Darkwood makes a lot more sense in motion – screenshots can’t quite do it justice.
But it’s what’s underneath, and what begins to emerge over time, that makes Darkwood so much more. Take the tutorial, for example. It’s not what you expect. You’re a guy trapped in a cabin in the woods, and while exploring the cabin you find some cages, but you can’t clearly see what’s going on because the lights are dim – the game loves playing with light. Everything seems slightly fake and disturbing. Then a stranger comes and you capture him.
Then the game switches and all of a sudden you’re the alien and you’re locked in, and you start to see the man you were before in a whole new light. And you start to see what those cages were for. And it’s sinister. And then it’s brutal. And then it’s over. Except that in fact, it’s only just begun.

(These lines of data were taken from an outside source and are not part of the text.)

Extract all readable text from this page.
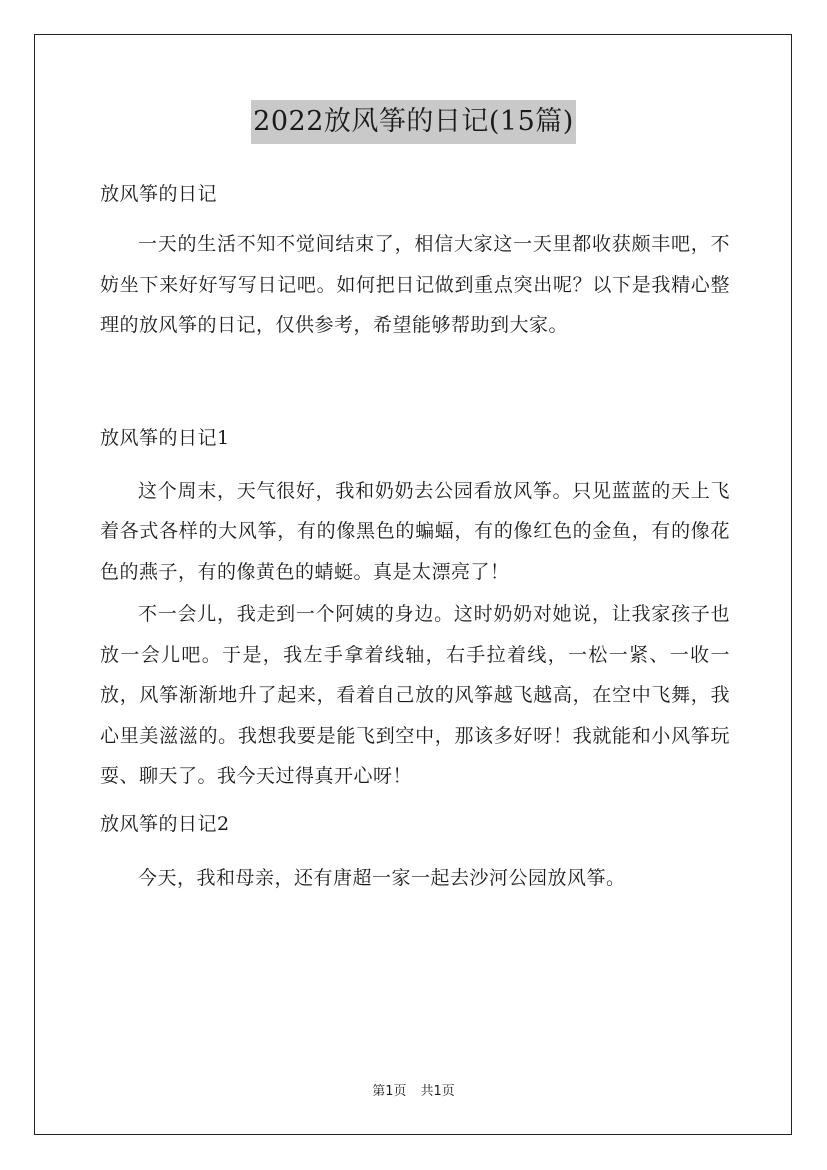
2022放风筝的日记(15篇)

放风筝的日记

一天的生活不知不觉间结束了，相信大家这一天里都收获颇丰吧，不妨坐下来好好写写日记吧。如何把日记做到重点突出呢？以下是我精心整理的放风筝的日记，仅供参考，希望能够帮助到大家。

放风筝的日记1

这个周末，天气很好，我和奶奶去公园看放风筝。只见蓝蓝的天上飞着各式各样的大风筝，有的像黑色的蝙蝠，有的像红色的金鱼，有的像花色的燕子，有的像黄色的蜻蜓。真是太漂亮了！

不一会儿，我走到一个阿姨的身边。这时奶奶对她说，让我家孩子也放一会儿吧。于是，我左手拿着线轴，右手拉着线，一松一紧、一收一放，风筝渐渐地升了起来，看着自己放的风筝越飞越高，在空中飞舞，我心里美滋滋的。我想我要是能飞到空中，那该多好呀！我就能和小风筝玩耍、聊天了。我今天过得真开心呀！

放风筝的日记2

今天，我和母亲，还有唐超一家一起去沙河公园放风筝。

第1页 共1页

I don’t mean to sound cryptic in the way I write this, it’s just that that’s how Darkwood makes me feel. I don’t know what’s going on. I know I’m back in a house like the one I was captured in, but I don’t know why I keep coming back here every time I die. I also don’t know why there’s a wolfman I can talk to, or why a weird-looking trader is in my shelter every morning. Last night, during a tense wait for sunrise, someone knocked on the door and someone left me an invitation to a children’s party. There are so many weird things happening. It’s a world where questions lead to more questions. All I know is that I’m trying to get out of it.
That’s what Darkwood looks like, a lot. A cone of light shines from your character illuminating your field of vision. See what I mean about the simple look? And yet, there is goosebumps, isn’t there? Maybe it’s the trees, maybe it’s the darkness. Either way, it’s disturbing.

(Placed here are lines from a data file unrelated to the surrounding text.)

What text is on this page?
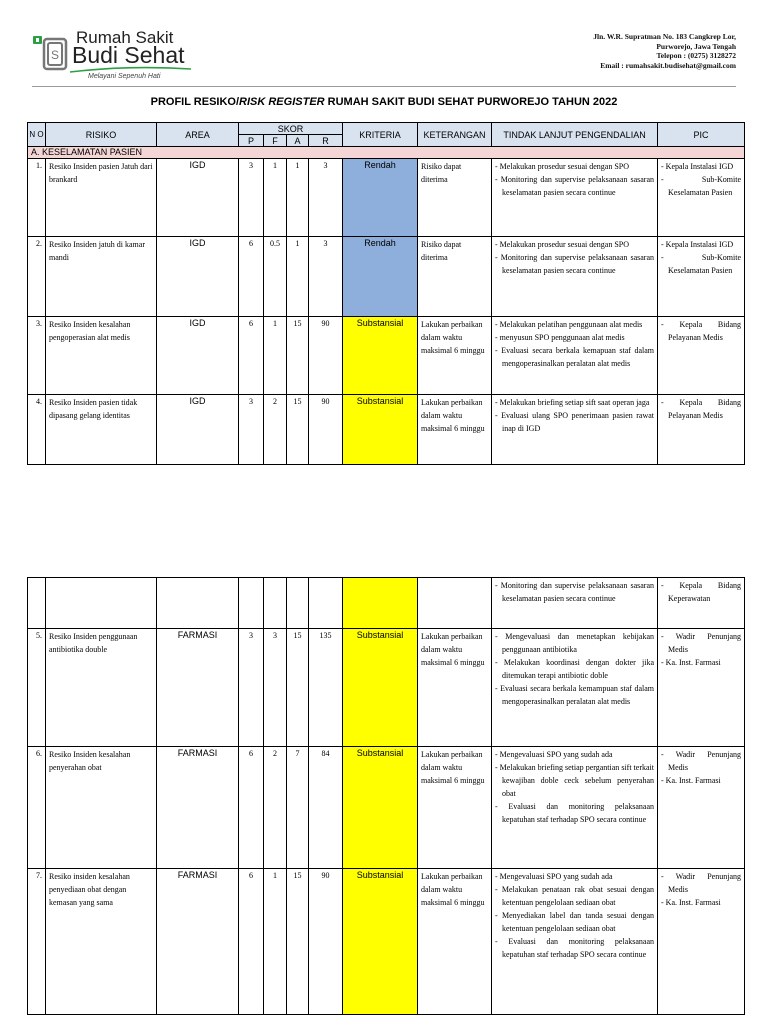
S
Rumah Sakit
Budi Sehat
Melayani Sepenuh Hati
Jln. W.R. Supratman No. 183 Cangkrep Lor,
Purworejo, Jawa Tengah
Telepon : (0275) 3128272
Email : rumahsakit.budisehat@gmail.com
PROFIL RESIKO/RISK REGISTER RUMAH SAKIT BUDI SEHAT PURWOREJO TAHUN 2022
N O	RISIKO	AREA	SKOR				KRITERIA	KETERANGAN	TINDAK LANJUT PENGENDALIAN	PIC
			P	F	A	R				
A. KESELAMATAN PASIEN										
1.	Resiko Insiden pasien Jatuh dari brankard	IGD	3	1	1	3	Rendah	Risiko dapat diterima	- Melakukan prosedur sesuai dengan SPO
- Monitoring dan supervise pelaksanaan sasaran keselamatan pasien secara continue	- Kepala Instalasi IGD
- Sub-Komite Keselamatan Pasien

2.	Resiko Insiden jatuh di kamar mandi	IGD	6	0.5	1	3	Rendah	Risiko dapat diterima	- Melakukan prosedur sesuai dengan SPO
- Monitoring dan supervise pelaksanaan sasaran keselamatan pasien secara continue	- Kepala Instalasi IGD
- Sub-Komite Keselamatan Pasien

3.	Resiko Insiden kesalahan pengoperasian alat medis	IGD	6	1	15	90	Substansial	Lakukan perbaikan dalam waktu maksimal 6 minggu	- Melakukan pelatihan penggunaan alat medis
- menyusun SPO penggunaan alat medis
- Evaluasi secara berkala kemapuan staf dalam mengoperasinalkan peralatan alat medis	- Kepala Bidang Pelayanan Medis

4.	Resiko Insiden pasien tidak dipasang gelang identitas	IGD	3	2	15	90	Substansial	Lakukan perbaikan dalam waktu maksimal 6 minggu	- Melakukan briefing setiap sift saat operan jaga
- Evaluasi ulang SPO penerimaan pasien rawat inap di IGD	- Kepala Bidang Pelayanan Medis

									- Monitoring dan supervise pelaksanaan sasaran keselamatan pasien secara continue	- Kepala Bidang Keperawatan

5.	Resiko Insiden penggunaan antibiotika double	FARMASI	3	3	15	135	Substansial	Lakukan perbaikan dalam waktu maksimal 6 minggu	- Mengevaluasi dan menetapkan kebijakan penggunaan antibiotika
- Melakukan koordinasi dengan dokter jika ditemukan terapi antibiotic doble
- Evaluasi secara berkala kemampuan staf dalam mengoperasinalkan peralatan alat medis	- Wadir Penunjang Medis
- Ka. Inst. Farmasi

6.	Resiko Insiden kesalahan penyerahan obat	FARMASI	6	2	7	84	Substansial	Lakukan perbaikan dalam waktu maksimal 6 minggu	- Mengevaluasi SPO yang sudah ada
- Melakukan briefing setiap pergantian sift terkait kewajiban doble ceck sebelum penyerahan obat
- Evaluasi dan monitoring pelaksanaan kepatuhan staf terhadap SPO secara continue	- Wadir Penunjang Medis
- Ka. Inst. Farmasi

7.	Resiko insiden kesalahan penyediaan obat dengan kemasan yang sama	FARMASI	6	1	15	90	Substansial	Lakukan perbaikan dalam waktu maksimal 6 minggu	- Mengevaluasi SPO yang sudah ada
- Melakukan penataan rak obat sesuai dengan ketentuan pengelolaan sediaan obat
- Menyediakan label dan tanda sesuai dengan ketentuan pengelolaan sediaan obat
- Evaluasi dan monitoring pelaksanaan kepatuhan staf terhadap SPO secara continue	- Wadir Penunjang Medis
- Ka. Inst. Farmasi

Ah, there is no place like home! Here I am at work on my sawmill looking across the meadow and wondering what today might bring me. Death, probably. But I will come back to life in this house, for some reason.
It’s this aspect of the game, wrapped inside a simple-looking shell, that keeps pulling me back. And even though I say “simple”, there’s an undeniable dark beauty, punctuated with moments of remarkably detailed art. Coupled with menacing music beats and sound effects thumps, Darkwood conjures up the whole atmosphere. Thus, despite appearances, it is indeed a story game. You can die and come back to life, but the game does not restart each time you do. It’s all a gradual onion peeling of the big story, and I’ve seen some people estimate that there’s up to 50 hours of, uh, onion(?) to discover here.

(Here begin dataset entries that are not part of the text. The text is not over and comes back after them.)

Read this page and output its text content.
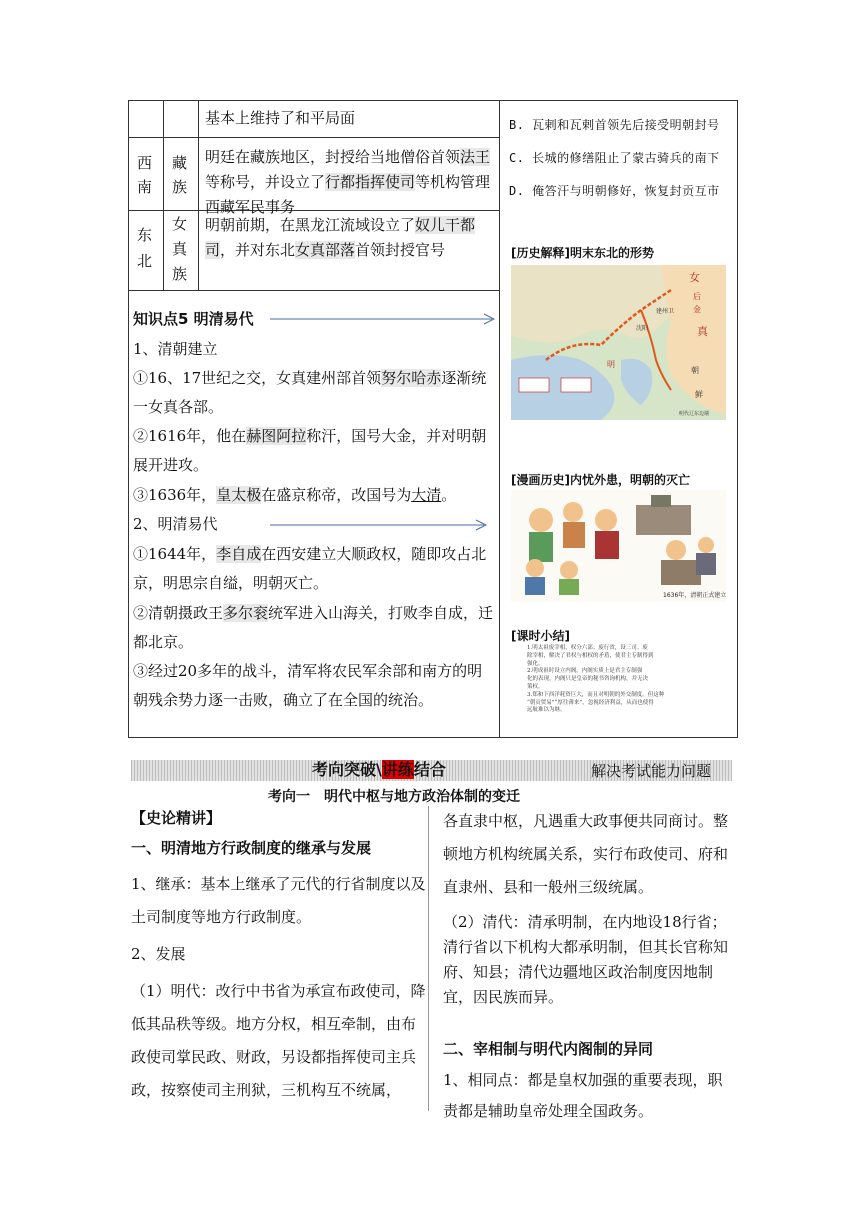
基本上维持了和平局面
西南
藏族
明廷在藏族地区，封授给当地僧俗首领法王等称号，并设立了行都指挥使司等机构管理西藏军民事务
东北
女真族
明朝前期，在黑龙江流域设立了奴儿干都司，并对东北女真部落首领封授官号
知识点5 明清易代
1、清朝建立
①16、17世纪之交，女真建州部首领努尔哈赤逐渐统一女真各部。
②1616年，他在赫图阿拉称汗，国号大金，并对明朝展开进攻。
③1636年，皇太极在盛京称帝，改国号为大清。
2、明清易代
①1644年，李自成在西安建立大顺政权，随即攻占北京，明思宗自缢，明朝灭亡。
②清朝摄政王多尔衮统军进入山海关，打败李自成，迁都北京。
③经过20多年的战斗，清军将农民军余部和南方的明朝残余势力逐一击败，确立了在全国的统治。
B. 瓦剌和瓦剌首领先后接受明朝封号
C. 长城的修缮阻止了蒙古骑兵的南下
D. 俺答汗与明朝修好，恢复封贡互市
[历史解释]明末东北的形势
女
后
金
真
建州卫
沈阳
明
朝
鲜
明代辽东边墙
[漫画历史]内忧外患，明朝的灭亡
1636年，清朝正式建立
[课时小结]
1.明太祖废宰相，权分六部；废行省，设三司。废
除宰相，解决了君权与相权的矛盾，使君主专制得到
强化。
2.明成祖时设立内阁。内阁实质上是君主专制强
化的表现。内阁只是皇帝的秘书咨询机构，并无决
策权。
3.郑和下西洋耗资巨大，而且对明朝的外交制度。但这种
“朝贡贸易”“厚往薄来”，忽视经济利益，从而也使得
远航难以为继。
考向突破\讲练结合	解决考试能力问题
考向一　明代中枢与地方政治体制的变迁
【史论精讲】
一、明清地方行政制度的继承与发展
1、继承：基本上继承了元代的行省制度以及土司制度等地方行政制度。
2、发展
（1）明代：改行中书省为承宣布政使司，降低其品秩等级。地方分权，相互牵制，由布政使司掌民政、财政，另设都指挥使司主兵政，按察使司主刑狱，三机构互不统属，
各直隶中枢，凡遇重大政事便共同商讨。整顿地方机构统属关系，实行布政使司、府和直隶州、县和一般州三级统属。
（2）清代：清承明制，在内地设18行省；清行省以下机构大都承明制，但其长官称知府、知县；清代边疆地区政治制度因地制宜，因民族而异。
二、宰相制与明代内阁制的异同
1、相同点：都是皇权加强的重要表现，职责都是辅助皇帝处理全国政务。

People know this because Darkwood is not a new game. It was released five years ago on PC and was in early access a few years before. New is its arrival on PS5, which adds 4K support and DualSense features that really make a difference. The speakers and controller rumble are used to powerful effect. Floors creak and twigs snap, and there’s a gradual buildup of throb as enemies (and dawn) approach. It’s very effective.
Being an older game also works in Darkwood’s favor. Not only is there a timelessness in what he does and what he looks like that preserves him, but time has also allowed things to mature, stabilize, improve. Even more encouraging, tens of thousands of people are saying very positive things about it.
Does Darkwood manage to scare without scaring, then? It does much more than that.